A very salient feature distinguishing male and female voices is their different pitch level, i.e., in terms of the acoustic substance, the fundamental frequency [Lass et al., 1975; Van Dommelen, 1990]. Consequently, the activation observed in the first contrast (M/F− vs. F/M+) might largely be explained by the different pitch levels of the male voice and the female voice, independent of other factors. In order to investigate this assumption, a second contrast of high‐ and low‐pitched voices was performed (F/M+ vs. M/F−). Note that both conditions consist of voices with female and male vocal timbre; i.e., in terms of the spectral formant structure, the contrast is balanced and pitch is the only relevant variable. Perception of low pitch (M/F− > M +/F) leads to activation in the subcallosal area, which is an unexpected result. The subcallosal area is a small area of cortex on the medial surface of each cerebral hemisphere and is the ventralmost portion of the “affective division” of the anterior cingulate cortex (ACad) [Bush et al., 2000]. Little is known about the specific function of the subcallosal area so we can only speculate on the functional relevance of this finding.
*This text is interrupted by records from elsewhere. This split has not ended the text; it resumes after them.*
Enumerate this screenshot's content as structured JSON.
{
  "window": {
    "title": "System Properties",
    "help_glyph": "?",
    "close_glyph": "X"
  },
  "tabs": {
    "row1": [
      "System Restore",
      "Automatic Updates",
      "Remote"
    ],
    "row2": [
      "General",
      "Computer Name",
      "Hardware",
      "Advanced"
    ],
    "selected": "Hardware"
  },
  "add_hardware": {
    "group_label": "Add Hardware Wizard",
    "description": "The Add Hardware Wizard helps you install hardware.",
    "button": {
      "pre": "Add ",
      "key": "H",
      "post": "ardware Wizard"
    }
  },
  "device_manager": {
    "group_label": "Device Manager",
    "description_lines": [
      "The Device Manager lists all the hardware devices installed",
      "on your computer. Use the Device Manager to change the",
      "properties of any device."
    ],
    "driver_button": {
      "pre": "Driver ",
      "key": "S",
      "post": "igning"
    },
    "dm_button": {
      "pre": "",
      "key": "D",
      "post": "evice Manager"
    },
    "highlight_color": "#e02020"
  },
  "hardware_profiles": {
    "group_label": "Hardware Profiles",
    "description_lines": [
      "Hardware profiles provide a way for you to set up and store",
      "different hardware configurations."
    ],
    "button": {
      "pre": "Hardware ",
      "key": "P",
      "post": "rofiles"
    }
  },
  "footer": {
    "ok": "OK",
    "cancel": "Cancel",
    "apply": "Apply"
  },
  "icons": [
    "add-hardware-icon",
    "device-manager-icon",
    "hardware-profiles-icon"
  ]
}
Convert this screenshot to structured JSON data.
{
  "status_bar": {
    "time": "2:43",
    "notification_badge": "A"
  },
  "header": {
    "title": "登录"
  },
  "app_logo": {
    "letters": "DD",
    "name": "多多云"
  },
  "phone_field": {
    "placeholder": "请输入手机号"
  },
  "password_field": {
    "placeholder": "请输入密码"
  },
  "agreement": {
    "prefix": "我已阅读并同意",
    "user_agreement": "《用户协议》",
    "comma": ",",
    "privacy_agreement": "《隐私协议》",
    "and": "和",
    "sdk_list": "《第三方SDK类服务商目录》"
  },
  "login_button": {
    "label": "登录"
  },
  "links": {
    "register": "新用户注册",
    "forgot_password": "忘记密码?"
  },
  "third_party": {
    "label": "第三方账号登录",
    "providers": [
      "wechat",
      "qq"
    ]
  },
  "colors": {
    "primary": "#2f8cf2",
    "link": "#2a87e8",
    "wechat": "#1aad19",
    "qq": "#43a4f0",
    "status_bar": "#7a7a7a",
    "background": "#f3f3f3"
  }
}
Generally, ACad primarily is recruited in assessing the salience of emotional information [Bush et al., 2000]. High pitch is often correlated with positive emotional valence whereas low pitch is more likely to signal sad emotional valence. Thus, it may be possible that the uncertainty about emotional information in low‐pitch voices yields an enhancement of activity in the ACad. Alternatively, activity of the subcallosal area might imply that participants had unpleasant sensations when perceiving low‐pitch voices, in particular the pitch‐shifted female voice, which indeed sounds unaesthetic. Perception of high pitch (M/F − < M +/F) uncovers stronger responses in the right peri‐auditory cortex. As can be seen in Tables I and II, the activation pattern evoked by high‐pitch voices partly overlaps with responses to natural female voices in the right hemisphere STP anteriorly adjacent to Heschl's gyrus and in the right insula. However, the activation posterior to Heschl's gyrus observed in the first contrast did not occur, and must, hence, be attributed to other than F0‐related differences.
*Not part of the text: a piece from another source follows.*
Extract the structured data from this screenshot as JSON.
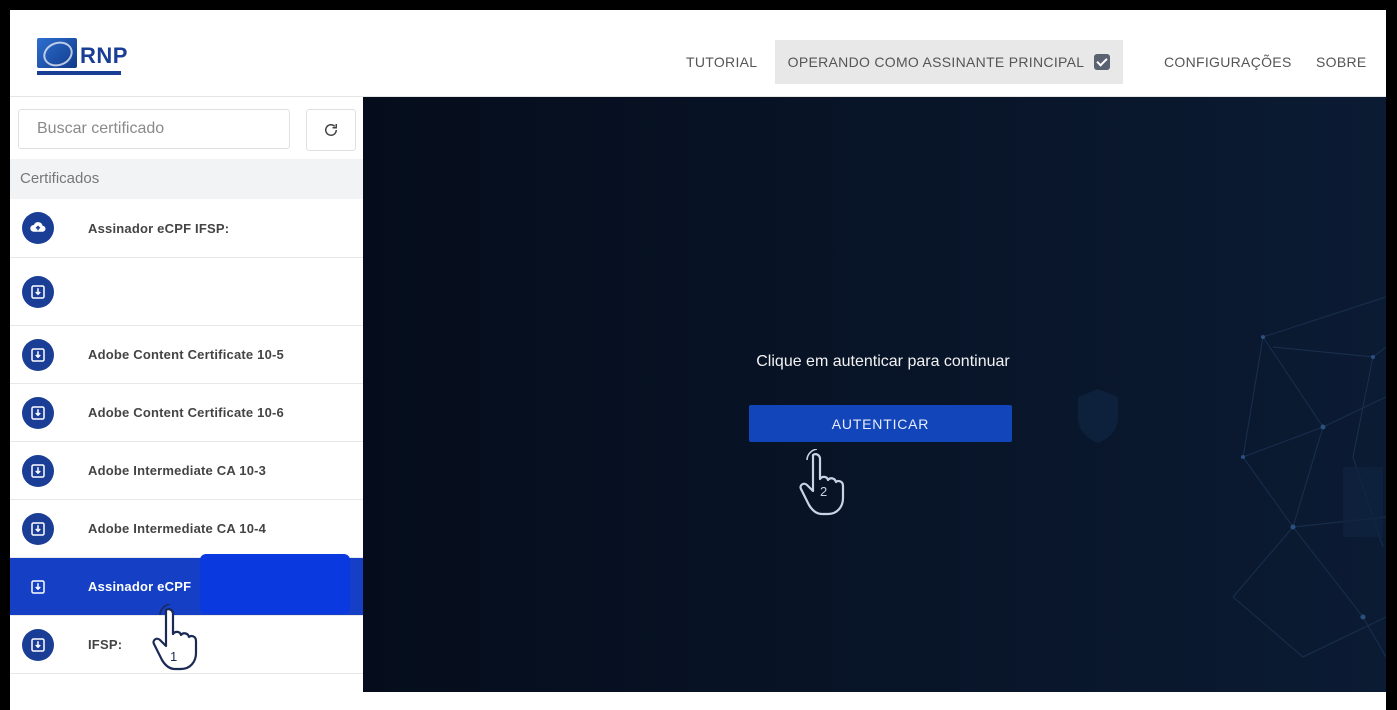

A plausible hypothesis could be that the posterior part of the right temporal lobe is involved in the processing of spectral/formant information. To investigate this hypothesis, we contrasted the brain activation in response to all female voices with all voices comprised of a male formant spectrum (F/F− vs. M/M+; note that this contrast is balanced in terms of fundamental frequency). Voices with male formant configurations (M/M+), when compared to the female voices, activated the triangular part of the left inferior frontal gyrus, which is an intriguing finding. This region has been previously associated with auditory perception of simple and complex sentences [Caplan et al., 1999; Müller et al., 1998]. In the present study, participants also heard simple sentences; however, sentences were equal in complexity so that our findings cannot be explained in terms of complexity. The mean Z‐value of this cluster was 3.23 (σ = 0.12), which is just above the significance threshold (Z > 3.09) we applied. Therefore, given the data at hand, we are not in the position to provide a suitable interpretation and we conclude that this issue needs to be clarified in follow‐up studies.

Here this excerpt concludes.